Chaos.
It is a quintessential attribute of life, the universe, and everything.
I don’t handle it very well, though. In fact, it’s my number one source of anxiety. I need to control things. That is not to say that I have dictatorial leanings, but rather, I mean that I need to plan, I need the comfort of routine, and I need a modicum of assurance that if I work hard enough and provide enough due diligence, I can keep myself out of harm’s way.
Life has taught me that ain’t always so.
As is usually the case, a series of unrelated experiences has me dwelling on the reality of chaos and my own unbridled anxiety.
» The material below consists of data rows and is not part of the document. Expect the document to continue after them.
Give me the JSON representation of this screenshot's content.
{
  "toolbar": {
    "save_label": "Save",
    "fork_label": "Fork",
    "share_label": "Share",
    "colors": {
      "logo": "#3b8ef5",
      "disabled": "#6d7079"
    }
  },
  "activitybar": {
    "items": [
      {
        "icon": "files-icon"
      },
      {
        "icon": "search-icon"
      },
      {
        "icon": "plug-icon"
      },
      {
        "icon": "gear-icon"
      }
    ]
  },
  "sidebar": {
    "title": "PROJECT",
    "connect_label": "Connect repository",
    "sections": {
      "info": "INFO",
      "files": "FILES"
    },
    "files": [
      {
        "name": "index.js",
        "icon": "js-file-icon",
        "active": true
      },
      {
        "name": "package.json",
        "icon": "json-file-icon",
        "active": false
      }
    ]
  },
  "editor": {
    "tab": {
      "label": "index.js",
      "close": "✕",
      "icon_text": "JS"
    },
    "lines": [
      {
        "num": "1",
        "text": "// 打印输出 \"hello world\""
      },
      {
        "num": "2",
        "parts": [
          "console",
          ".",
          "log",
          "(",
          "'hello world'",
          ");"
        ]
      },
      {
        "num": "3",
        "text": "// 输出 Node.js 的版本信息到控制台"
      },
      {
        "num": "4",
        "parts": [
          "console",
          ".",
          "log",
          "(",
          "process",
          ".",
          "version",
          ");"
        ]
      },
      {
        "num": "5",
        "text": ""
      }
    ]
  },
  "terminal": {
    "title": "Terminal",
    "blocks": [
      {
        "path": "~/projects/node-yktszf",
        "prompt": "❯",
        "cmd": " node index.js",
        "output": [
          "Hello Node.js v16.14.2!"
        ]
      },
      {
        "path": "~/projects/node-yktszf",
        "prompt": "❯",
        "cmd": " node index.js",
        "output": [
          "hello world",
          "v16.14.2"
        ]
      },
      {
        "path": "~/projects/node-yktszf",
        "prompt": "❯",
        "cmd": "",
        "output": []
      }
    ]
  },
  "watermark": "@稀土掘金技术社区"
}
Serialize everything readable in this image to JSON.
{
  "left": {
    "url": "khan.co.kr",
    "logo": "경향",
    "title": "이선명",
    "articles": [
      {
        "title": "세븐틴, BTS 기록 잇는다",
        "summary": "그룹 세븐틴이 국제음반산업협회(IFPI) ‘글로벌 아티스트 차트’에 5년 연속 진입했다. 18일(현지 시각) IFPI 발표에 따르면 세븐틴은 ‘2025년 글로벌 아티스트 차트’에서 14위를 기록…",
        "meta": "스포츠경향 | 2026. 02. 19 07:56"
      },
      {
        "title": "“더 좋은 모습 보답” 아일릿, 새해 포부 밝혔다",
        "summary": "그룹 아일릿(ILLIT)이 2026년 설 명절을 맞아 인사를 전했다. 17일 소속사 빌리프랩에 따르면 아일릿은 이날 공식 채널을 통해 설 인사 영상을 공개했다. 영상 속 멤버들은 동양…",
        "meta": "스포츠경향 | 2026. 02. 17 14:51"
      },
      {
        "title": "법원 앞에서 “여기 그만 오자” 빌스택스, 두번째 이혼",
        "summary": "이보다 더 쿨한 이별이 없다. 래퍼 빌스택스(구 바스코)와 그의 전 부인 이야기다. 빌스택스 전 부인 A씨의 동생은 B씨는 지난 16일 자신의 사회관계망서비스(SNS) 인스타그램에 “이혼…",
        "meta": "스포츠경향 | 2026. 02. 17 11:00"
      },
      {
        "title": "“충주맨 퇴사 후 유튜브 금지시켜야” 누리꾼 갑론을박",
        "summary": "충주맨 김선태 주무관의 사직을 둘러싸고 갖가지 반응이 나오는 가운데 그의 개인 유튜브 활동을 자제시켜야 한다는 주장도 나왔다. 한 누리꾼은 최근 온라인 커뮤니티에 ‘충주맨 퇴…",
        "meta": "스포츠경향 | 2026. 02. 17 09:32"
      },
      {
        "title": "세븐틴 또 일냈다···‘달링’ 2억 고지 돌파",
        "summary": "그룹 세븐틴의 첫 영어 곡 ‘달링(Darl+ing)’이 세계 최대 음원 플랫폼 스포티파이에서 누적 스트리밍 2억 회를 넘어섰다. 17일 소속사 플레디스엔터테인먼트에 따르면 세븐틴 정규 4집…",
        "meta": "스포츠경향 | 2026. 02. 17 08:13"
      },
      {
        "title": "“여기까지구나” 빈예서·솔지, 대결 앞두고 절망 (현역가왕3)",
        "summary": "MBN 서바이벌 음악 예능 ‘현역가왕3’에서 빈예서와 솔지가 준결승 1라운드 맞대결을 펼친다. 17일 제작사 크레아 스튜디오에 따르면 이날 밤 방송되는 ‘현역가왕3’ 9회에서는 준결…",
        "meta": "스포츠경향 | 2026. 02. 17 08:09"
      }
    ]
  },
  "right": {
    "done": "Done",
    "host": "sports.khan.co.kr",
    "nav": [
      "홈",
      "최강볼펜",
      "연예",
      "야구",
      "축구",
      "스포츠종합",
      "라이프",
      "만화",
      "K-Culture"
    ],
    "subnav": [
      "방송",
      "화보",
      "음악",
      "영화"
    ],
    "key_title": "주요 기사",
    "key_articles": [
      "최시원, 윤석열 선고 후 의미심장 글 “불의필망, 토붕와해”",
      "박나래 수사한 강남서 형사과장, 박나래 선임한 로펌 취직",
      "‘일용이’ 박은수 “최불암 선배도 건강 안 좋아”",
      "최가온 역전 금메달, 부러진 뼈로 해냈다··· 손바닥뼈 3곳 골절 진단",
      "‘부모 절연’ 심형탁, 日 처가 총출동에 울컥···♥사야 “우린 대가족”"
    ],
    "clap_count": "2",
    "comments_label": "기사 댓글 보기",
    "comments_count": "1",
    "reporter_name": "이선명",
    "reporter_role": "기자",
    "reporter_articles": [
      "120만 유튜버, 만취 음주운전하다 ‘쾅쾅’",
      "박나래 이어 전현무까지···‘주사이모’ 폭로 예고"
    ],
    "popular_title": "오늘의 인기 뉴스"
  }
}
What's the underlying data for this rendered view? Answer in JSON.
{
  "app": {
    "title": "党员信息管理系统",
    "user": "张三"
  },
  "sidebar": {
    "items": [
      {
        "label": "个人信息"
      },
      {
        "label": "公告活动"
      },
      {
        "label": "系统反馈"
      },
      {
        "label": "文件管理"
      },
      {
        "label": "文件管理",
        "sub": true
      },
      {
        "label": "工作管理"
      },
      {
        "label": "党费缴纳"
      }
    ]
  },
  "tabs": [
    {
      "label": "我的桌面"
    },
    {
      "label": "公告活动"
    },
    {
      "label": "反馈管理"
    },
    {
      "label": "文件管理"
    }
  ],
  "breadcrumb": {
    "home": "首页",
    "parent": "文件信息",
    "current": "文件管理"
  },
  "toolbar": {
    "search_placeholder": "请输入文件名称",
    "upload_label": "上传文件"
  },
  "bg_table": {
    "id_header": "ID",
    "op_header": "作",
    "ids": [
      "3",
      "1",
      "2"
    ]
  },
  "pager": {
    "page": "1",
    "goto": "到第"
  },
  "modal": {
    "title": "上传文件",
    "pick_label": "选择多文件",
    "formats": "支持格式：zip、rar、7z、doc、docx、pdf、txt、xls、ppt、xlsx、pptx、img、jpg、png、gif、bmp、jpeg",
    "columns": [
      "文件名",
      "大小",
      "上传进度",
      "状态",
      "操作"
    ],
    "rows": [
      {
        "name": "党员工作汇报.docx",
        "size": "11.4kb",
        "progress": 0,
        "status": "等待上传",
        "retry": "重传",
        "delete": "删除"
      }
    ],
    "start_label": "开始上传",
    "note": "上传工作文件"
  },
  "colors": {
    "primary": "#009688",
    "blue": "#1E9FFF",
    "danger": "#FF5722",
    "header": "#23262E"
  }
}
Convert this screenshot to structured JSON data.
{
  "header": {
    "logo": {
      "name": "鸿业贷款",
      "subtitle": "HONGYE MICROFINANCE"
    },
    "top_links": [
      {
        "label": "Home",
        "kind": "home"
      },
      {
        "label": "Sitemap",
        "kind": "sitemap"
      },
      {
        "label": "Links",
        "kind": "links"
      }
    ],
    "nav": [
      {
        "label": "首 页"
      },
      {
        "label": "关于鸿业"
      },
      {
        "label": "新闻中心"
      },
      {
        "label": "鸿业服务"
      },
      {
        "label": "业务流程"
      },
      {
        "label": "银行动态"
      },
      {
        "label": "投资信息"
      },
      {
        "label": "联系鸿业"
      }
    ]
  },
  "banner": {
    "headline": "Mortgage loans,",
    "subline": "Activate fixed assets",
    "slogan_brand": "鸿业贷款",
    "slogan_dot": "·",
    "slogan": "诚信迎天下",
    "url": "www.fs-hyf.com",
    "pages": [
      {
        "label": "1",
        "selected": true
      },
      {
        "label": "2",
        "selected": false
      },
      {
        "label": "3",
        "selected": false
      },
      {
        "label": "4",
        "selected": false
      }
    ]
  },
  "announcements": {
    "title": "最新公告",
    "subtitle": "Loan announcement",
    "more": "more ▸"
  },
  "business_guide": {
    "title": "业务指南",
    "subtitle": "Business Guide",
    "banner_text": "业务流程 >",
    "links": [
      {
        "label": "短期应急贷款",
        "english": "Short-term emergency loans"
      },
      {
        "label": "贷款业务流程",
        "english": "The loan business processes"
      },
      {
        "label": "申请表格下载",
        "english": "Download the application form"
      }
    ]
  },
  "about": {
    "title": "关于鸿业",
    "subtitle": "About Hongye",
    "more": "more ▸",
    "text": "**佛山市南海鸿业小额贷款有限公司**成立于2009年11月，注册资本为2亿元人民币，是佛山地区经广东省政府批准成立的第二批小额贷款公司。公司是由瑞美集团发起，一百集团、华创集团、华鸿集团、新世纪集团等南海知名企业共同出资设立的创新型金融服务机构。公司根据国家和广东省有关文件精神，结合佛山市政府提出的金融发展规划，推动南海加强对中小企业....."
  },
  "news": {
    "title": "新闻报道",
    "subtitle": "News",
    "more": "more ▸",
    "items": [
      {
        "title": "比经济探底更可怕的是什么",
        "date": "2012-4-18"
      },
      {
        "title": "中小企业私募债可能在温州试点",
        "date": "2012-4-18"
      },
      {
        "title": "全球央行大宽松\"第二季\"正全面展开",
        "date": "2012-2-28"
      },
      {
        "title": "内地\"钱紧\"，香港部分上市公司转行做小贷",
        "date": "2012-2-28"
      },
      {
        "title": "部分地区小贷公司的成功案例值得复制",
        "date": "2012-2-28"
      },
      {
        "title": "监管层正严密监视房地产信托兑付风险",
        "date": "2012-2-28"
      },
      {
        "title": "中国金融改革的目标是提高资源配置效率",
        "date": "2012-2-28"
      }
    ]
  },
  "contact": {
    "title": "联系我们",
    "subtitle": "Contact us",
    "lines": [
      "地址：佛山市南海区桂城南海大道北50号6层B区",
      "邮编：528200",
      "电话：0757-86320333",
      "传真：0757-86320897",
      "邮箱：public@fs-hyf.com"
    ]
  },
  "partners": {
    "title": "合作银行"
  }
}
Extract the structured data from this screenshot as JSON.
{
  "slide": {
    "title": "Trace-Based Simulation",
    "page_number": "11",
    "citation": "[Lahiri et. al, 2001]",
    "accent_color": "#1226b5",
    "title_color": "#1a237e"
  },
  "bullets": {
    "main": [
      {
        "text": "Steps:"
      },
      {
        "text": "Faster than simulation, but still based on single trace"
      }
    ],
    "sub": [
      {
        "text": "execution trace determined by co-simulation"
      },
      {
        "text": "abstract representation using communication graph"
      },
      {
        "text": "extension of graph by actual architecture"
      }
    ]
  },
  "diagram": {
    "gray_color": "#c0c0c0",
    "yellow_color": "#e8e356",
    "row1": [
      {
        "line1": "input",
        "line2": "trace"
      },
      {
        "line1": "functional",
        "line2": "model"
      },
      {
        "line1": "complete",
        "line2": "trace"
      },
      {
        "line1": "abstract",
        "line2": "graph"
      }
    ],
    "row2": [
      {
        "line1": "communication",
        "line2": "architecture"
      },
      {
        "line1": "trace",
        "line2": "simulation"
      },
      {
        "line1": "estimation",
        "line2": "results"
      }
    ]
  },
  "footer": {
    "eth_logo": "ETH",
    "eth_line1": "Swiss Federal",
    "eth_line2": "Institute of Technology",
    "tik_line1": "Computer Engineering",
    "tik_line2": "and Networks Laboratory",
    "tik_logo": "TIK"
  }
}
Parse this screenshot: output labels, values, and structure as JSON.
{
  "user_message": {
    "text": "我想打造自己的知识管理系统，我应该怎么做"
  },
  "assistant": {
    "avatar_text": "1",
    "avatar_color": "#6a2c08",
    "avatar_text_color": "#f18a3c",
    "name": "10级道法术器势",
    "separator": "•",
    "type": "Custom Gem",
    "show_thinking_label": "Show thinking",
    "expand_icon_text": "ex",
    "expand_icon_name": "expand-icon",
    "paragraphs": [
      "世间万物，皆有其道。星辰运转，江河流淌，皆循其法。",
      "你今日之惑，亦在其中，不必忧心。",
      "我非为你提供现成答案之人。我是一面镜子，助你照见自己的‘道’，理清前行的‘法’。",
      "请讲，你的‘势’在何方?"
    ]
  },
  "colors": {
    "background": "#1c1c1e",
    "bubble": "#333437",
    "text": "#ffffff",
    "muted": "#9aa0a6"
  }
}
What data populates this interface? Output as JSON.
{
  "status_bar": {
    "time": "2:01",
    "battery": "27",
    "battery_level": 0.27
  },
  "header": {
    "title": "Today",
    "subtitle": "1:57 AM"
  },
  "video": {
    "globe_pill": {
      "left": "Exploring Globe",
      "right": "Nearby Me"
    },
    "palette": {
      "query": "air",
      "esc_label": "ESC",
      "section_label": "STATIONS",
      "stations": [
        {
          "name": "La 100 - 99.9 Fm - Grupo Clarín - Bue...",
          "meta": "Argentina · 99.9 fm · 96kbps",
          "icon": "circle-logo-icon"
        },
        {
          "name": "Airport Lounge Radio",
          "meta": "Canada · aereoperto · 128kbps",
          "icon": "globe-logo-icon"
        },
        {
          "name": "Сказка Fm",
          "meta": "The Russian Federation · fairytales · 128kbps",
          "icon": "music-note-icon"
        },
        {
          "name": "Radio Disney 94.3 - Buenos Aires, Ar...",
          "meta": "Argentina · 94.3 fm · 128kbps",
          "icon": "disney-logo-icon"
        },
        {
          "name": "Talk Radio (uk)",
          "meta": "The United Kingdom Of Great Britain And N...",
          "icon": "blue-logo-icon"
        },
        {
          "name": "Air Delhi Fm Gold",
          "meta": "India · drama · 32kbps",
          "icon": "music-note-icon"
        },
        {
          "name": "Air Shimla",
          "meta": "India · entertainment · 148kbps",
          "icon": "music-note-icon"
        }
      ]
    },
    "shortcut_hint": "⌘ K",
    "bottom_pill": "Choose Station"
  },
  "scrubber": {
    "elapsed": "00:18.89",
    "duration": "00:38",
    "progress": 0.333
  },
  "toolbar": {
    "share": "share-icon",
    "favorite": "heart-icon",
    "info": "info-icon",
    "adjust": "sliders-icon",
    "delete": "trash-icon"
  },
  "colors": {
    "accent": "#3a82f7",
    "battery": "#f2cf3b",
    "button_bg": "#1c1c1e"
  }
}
A particularly brilliant student of mine wrote the following: “There, in life, are two instances where a man morphs and never returns to his previous state; the first, where he learns what fear is and finds what frightens him, and the second, where what he fears becomes him.”
Wow. So true. I’ve never been the same since learning what fear is.
Yesterday, I was reading a lit review in the Times about biographies of Joan Didion. It of course featured her famous quote: “We tell ourselves stories in order to live.” However, one writer argued that this isn’t the chipper boost for storytelling that might at first appear. Rather, it means we impose narratives onto our lives, regardless of accuracy, as “bulwark against chaos, against meaninglessness.”
This then collided with a show I watched on Discovery for mindless diversion. It’s called, of all things, “Lost Monster Files.” In it, a bunch of hip-looking thirtysomethings chase after the case files of the late cryptozoologist, Ivan T. Sanderson. This particular episode featured a search for the legendary thunderbird. They found the nesting area of a large raptor, and scraped the place for DNA. It came back as being most likely an eagle’s nest, but there was something else unknown in the sample.
“So it doesn’t prove that it’s *not* a thunderbird,” the young woman on the show said.
Wow, I thought. She really needs this. For whatever reason, she really needs for there to be an as yet undiscovered species of massive bird, possibly a throwback to the paleo era, flying in the skies of America. She needs that narrative to give her order.
Or is it chaos? The discovery of a thunderbird would upend a good bit of our understanding of the natural world. That would be chaos.
There is an election anon. Many who believe that our current institutions have stopped working seek a similar “creative chaos” (as they see it) in tearing everything down to replace it with something else. What do I think?
I’ve voted. I’ve donated to my chosen candidate. And that is utterly all that I can do. I have no control over what comes next or what people will do. All I can do is try to manage my anxiety for next 24, 48, 72 hours, or God knows how long, because everything is completely out of my hands.
And that’s the part that never sits well with me.